Bringing your food back to life

Now that you’ve done all the meal prep for the day (congrats!), you want to know how to bring your meals back to life. At least enough that your family will eat it. Sometimes you’ll forget what you made, or two different dishes will look so similar frozen that you can’t be sure if it’s enchiladas in that pan or some lasagna. While it can be fun to play dinner roulette, you can label everything with an index card, or just a permanent marker. Write down that the meal is and any relevant information, like oven temp and cook time.
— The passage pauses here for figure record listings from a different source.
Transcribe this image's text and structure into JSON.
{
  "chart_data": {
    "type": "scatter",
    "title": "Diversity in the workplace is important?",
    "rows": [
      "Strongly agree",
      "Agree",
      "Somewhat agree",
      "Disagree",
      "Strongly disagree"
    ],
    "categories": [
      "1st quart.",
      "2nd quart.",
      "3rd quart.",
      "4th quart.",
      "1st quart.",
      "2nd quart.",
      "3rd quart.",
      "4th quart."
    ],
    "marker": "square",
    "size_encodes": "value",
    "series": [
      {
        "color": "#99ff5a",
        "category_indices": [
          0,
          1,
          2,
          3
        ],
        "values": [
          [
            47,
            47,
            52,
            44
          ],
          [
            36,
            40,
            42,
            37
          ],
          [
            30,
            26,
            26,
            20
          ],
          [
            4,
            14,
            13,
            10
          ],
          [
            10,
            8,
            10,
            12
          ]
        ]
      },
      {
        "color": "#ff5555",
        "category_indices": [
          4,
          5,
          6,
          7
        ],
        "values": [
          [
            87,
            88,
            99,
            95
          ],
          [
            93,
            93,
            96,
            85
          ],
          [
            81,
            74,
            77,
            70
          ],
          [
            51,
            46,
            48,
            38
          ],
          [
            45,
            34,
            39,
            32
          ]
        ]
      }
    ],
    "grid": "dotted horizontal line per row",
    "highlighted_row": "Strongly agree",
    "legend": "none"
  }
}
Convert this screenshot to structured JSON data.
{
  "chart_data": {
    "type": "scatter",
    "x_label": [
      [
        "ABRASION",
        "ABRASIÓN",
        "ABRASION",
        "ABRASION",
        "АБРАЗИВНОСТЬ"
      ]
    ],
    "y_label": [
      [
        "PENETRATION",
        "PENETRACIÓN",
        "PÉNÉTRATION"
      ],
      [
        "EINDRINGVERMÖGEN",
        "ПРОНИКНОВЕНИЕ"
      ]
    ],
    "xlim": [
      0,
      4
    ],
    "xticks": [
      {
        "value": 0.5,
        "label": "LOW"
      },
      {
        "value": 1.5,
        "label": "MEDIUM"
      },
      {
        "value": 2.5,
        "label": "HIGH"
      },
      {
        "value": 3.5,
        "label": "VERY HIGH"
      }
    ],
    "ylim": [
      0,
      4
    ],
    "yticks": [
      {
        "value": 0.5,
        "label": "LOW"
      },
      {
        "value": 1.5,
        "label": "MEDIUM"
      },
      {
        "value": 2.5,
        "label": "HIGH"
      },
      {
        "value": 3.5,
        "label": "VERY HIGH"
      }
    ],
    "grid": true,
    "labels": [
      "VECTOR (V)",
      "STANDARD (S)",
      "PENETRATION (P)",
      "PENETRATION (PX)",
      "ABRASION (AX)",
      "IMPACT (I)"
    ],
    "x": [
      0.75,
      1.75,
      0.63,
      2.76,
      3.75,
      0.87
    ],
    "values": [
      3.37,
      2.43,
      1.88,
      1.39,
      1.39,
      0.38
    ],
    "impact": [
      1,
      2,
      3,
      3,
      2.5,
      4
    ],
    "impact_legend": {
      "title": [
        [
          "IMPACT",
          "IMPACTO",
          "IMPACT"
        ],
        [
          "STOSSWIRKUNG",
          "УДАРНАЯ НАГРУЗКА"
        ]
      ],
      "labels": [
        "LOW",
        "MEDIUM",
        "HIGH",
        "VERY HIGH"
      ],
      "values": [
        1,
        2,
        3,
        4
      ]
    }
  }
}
Things like your fully cooked breakfast burritos only need to be labeled, as you can just put them in the microwave and nuke until the desired temperature.


What about batch cooking?

Sometimes you don’t want to or even can’t spend a full day standing over the stove cooking. What about if there’s only one of you in your tiny apartment and recipes only seem to come in “family of six” sizes? This is where batch cooking comes in. It mainly just means that you make enough food for 2 or even 3 times the amount you’ll need for a single meal when you’re already cooking that meal for dinner. You separate out the extra portions at the time when you’d need to store it, continue will the single batch and save the rest for later! No weekend day was taken up for your cooking.


While this isn’t an in-depth look at how to meal prep, it does cover all the bases if you didn’t know where to look before. Start slow and work your way up to create a menu and a system that you prefer. It can seem pretty tedious, but when you realize all the time (and yes, money) that you’ll save by doing so, you might not want to let this meal prepping thing go.